Er geht über den Hof auf das Nachbargebäude zu, das über hundert Jahre alte Polizeipräsidium, in dem sich unter anderem auch die alten Verwahrzellen befinden. Auch die hat Fernando schon von innen kennengelernt, aber das ist zwanzig Jahre her, damals war er fünfzehn und ist beim Verticken gefälschter Fußballtickets erwischt worden. Fußballtickets! Er ärgert sich, dass er für diese Saison keine Dauerkarte gekauft hat. Die Roten unter Trainer Slomka sind so gut wie noch nie, der Ivorer Ya Konan schießt ein Tor nach dem anderen. Das hat niemand geahnt, am allerwenigsten er, nach der letzten, verkorksten Saison im Schatten des Selbstmordes von Torwart Robert Enke.
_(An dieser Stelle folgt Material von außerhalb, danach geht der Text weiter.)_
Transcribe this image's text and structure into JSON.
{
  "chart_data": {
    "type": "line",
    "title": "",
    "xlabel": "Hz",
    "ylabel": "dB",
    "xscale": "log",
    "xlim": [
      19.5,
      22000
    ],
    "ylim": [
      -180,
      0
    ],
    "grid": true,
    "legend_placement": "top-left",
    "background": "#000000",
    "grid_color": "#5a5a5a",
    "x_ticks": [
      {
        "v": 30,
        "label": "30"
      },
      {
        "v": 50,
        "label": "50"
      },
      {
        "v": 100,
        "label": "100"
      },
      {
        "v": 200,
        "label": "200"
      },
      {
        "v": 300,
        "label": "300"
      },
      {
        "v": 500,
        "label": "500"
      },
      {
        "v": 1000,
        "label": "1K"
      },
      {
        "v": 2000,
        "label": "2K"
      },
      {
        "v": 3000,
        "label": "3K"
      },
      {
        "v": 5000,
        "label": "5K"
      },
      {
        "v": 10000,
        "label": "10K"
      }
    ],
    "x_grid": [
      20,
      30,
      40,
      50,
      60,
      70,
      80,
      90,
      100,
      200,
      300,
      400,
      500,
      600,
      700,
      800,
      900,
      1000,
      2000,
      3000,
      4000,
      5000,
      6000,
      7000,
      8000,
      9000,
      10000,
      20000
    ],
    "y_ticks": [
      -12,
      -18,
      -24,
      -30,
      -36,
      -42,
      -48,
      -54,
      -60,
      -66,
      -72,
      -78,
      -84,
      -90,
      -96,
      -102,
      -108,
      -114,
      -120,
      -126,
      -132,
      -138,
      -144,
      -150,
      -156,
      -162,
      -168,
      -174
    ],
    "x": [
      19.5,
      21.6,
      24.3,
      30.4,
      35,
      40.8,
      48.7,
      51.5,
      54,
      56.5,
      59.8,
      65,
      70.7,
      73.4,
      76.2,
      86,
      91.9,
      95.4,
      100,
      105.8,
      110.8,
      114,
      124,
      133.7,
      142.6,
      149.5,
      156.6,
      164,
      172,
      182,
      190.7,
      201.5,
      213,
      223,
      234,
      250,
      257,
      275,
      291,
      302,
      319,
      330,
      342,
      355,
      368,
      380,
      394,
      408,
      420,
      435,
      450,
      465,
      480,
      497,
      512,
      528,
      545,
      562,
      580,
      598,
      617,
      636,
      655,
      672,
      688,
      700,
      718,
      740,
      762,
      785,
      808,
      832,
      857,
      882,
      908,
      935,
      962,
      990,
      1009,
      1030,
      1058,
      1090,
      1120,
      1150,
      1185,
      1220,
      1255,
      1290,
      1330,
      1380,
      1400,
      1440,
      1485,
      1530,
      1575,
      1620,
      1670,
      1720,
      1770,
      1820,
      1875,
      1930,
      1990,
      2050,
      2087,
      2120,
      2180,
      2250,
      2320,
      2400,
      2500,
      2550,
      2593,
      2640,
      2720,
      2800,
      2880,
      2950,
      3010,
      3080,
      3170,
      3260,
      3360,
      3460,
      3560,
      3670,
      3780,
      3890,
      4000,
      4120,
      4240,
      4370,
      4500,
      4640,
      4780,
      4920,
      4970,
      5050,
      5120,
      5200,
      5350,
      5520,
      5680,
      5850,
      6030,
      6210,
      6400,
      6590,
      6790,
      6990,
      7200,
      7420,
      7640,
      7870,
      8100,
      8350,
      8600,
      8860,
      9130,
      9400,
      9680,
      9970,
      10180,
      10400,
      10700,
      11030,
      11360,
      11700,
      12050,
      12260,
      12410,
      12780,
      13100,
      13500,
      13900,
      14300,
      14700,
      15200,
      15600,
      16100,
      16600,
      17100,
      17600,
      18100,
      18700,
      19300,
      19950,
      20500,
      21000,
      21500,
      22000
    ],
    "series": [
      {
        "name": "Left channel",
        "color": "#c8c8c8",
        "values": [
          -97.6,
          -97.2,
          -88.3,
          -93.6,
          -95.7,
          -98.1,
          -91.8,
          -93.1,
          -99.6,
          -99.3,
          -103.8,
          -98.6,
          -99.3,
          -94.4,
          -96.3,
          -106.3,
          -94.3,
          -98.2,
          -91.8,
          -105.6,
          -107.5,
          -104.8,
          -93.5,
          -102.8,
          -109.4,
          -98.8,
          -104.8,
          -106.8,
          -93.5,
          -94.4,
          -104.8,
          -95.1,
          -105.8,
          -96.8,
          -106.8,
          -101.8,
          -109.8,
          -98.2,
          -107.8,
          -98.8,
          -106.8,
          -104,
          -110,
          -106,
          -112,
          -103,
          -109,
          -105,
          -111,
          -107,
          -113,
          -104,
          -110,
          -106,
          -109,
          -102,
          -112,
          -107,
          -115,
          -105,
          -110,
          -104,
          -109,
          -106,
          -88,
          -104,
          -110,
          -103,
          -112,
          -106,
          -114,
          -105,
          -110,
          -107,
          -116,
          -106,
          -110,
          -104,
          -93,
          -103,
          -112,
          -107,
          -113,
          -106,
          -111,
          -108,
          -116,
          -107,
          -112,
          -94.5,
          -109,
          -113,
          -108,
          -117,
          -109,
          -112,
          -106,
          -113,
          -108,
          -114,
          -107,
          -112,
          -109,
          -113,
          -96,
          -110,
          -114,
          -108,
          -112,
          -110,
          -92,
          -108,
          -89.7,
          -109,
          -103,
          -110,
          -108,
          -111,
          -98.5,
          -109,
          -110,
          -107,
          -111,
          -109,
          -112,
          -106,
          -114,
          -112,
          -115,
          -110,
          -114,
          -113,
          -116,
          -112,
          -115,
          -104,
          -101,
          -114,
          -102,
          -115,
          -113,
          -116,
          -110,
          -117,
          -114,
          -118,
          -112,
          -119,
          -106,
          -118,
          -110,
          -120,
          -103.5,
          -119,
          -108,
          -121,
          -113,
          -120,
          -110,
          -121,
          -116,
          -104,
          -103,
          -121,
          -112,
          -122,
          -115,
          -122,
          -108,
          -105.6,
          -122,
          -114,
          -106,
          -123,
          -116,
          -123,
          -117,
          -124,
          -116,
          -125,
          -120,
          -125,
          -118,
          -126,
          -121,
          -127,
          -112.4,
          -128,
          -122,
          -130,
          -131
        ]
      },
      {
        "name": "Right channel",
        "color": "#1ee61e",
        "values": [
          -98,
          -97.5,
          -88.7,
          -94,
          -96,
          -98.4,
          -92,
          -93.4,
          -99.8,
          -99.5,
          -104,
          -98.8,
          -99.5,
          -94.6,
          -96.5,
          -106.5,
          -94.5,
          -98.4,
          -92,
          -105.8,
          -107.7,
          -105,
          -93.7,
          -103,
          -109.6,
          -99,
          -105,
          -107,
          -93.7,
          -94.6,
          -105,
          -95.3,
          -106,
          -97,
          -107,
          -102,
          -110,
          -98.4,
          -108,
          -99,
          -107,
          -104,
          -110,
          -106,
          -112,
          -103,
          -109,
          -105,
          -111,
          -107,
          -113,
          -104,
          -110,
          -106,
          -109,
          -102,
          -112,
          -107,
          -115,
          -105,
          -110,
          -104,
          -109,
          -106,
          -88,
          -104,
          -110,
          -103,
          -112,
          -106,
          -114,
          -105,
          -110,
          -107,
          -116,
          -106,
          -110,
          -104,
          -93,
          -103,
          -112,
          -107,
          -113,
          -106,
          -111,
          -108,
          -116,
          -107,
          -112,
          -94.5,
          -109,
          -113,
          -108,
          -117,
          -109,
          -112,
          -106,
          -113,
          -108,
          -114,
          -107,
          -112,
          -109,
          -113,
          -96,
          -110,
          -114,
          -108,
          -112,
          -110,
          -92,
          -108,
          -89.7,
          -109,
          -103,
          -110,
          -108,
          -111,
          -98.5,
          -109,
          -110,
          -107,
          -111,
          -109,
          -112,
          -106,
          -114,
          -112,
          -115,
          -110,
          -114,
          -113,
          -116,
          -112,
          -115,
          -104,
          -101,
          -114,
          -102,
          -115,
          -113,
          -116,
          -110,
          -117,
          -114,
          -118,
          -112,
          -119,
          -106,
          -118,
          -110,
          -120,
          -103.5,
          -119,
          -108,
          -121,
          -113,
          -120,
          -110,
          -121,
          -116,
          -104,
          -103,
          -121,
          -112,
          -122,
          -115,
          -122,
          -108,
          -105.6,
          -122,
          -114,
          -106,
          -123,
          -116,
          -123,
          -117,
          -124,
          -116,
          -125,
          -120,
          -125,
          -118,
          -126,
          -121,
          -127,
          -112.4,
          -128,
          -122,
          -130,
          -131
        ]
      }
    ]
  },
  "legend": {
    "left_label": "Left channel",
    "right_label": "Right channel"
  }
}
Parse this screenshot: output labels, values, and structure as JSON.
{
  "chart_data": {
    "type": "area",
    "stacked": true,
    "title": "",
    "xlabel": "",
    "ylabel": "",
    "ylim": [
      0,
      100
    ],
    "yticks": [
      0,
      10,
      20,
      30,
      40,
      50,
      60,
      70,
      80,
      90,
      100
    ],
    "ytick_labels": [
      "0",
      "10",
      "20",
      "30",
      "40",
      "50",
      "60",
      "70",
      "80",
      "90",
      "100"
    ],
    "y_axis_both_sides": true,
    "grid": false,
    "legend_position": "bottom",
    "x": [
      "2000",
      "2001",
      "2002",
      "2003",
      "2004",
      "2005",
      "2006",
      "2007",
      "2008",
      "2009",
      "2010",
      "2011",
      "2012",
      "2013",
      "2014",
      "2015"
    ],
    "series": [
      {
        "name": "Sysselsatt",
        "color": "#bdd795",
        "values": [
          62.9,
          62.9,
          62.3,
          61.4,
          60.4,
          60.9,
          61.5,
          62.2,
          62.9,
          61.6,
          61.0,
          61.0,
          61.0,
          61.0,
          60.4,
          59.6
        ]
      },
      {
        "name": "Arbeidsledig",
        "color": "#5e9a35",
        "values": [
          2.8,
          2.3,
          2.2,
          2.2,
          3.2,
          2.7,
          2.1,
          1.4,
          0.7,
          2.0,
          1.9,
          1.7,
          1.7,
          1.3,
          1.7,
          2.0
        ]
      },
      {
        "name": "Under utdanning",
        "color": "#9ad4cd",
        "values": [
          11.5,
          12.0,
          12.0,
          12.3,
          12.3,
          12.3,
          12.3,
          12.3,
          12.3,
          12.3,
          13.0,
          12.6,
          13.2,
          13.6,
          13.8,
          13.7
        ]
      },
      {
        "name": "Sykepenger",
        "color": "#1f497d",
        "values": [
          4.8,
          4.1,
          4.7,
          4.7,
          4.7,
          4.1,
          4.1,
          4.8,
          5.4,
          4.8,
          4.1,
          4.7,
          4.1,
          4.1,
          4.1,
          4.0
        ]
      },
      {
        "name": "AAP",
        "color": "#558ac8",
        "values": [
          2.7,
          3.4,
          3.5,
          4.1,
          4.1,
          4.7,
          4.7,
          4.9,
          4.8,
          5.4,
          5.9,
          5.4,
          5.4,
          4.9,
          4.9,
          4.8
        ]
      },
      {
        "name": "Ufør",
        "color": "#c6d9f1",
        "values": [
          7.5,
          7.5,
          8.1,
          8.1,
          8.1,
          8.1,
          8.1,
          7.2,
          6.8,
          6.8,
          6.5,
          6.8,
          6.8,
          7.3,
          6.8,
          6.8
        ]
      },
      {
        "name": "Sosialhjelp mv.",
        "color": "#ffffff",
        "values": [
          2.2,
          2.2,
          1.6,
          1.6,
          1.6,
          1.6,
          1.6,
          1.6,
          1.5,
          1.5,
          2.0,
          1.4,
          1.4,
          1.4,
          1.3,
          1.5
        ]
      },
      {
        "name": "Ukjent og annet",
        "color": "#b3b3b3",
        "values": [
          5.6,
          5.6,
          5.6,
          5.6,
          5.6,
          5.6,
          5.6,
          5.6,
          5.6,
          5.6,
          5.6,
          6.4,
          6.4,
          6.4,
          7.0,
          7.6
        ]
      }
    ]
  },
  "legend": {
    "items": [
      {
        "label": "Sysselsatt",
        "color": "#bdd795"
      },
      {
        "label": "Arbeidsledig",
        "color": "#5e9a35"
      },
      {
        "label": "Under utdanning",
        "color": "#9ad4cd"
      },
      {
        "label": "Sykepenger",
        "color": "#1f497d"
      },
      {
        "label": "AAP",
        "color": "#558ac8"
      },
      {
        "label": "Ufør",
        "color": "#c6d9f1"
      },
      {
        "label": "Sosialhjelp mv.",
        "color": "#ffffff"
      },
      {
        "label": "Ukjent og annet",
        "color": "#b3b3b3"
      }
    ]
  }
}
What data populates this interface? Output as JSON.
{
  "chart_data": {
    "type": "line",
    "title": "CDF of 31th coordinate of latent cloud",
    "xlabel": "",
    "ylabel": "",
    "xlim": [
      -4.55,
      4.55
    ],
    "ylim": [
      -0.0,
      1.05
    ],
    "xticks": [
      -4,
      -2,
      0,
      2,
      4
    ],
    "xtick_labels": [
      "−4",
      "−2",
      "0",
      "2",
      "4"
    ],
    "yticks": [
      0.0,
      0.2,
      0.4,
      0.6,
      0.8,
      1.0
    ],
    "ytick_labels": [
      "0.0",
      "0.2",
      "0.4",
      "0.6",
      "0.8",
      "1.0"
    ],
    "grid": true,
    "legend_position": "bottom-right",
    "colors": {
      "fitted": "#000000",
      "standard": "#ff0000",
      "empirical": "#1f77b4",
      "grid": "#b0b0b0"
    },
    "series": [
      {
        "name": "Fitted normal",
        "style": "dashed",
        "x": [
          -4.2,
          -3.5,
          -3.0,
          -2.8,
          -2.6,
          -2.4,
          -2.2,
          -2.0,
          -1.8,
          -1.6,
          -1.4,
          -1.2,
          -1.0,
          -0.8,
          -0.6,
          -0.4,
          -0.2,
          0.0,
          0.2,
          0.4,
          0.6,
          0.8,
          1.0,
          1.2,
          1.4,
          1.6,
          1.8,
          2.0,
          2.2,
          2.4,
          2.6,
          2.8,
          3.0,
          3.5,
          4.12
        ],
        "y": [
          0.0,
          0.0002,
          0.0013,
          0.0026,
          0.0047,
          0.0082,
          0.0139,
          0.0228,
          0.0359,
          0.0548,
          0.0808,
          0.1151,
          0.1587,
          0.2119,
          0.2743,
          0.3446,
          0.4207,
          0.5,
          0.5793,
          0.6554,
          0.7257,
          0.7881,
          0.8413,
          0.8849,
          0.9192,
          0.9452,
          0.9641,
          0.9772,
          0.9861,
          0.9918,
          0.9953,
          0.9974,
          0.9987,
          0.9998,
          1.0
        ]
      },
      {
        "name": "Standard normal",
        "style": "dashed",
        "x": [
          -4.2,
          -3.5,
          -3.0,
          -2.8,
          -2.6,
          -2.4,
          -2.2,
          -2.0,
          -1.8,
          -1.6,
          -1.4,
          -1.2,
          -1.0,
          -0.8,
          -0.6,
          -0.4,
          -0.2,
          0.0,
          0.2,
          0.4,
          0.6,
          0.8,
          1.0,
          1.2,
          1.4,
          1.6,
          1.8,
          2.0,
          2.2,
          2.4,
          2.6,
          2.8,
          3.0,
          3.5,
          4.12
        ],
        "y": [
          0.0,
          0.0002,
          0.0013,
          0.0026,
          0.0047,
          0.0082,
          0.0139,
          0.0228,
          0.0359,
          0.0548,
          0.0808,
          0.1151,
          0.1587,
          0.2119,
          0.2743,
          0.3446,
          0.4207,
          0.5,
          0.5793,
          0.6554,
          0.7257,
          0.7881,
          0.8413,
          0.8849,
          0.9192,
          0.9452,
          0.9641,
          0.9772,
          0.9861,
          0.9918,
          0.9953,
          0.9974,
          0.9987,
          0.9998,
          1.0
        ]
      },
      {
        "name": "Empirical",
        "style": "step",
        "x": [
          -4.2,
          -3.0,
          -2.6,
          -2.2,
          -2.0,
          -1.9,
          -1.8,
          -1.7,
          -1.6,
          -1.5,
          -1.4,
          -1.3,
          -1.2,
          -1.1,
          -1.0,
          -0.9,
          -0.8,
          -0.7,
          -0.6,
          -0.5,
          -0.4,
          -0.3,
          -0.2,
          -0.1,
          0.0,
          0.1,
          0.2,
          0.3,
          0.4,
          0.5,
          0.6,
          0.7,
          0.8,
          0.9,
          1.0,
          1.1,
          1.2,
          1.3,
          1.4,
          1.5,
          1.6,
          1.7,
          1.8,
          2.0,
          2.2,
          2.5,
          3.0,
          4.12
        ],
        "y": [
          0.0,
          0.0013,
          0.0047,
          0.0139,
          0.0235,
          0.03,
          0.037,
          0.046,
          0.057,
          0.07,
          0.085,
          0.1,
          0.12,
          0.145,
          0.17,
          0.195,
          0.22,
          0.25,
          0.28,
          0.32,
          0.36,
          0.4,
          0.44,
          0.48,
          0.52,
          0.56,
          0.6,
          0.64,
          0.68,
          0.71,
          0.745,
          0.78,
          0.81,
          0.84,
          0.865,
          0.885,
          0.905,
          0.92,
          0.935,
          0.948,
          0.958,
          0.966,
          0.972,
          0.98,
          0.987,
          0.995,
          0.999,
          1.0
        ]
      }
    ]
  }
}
Vielleicht ist es ja gar nichts Unangenehmes. Vielleicht steht ein Lehrgang an, vielleicht wird er zum Hauptkommissar befördert. Könnte doch sein. Obwohl Völxen neulich meinte, da wäre weit und breit keine Planstelle in Sicht. Aber vielleicht in einem anderen Dezernat? Der Optimist in ihm bricht durch, er sieht seine Kollegen schon bei Prosecco und Schnittchen im Büro des Vize stehen.
Die Sekretärin des Vizepräsidenten begrüßt ihn mit den Worten: »Da sind Sie ja.« Ihre Miene ist undurchdringlich, als sie ihn bei ihrem Chef anmeldet und ihn dann in das geräumige Büro winkt. Der Vize ist nicht allein. Eine Dame sitzt am Konferenztisch: Barbourkostüm, Seidenschal, elegante Pumps, dezentes Make-up. Keine Polizistin, nie und nimmer, registriert Fernando sofort. Vielleicht gehört sie zum Innenministerium, dort ist diese Sorte eher zu finden.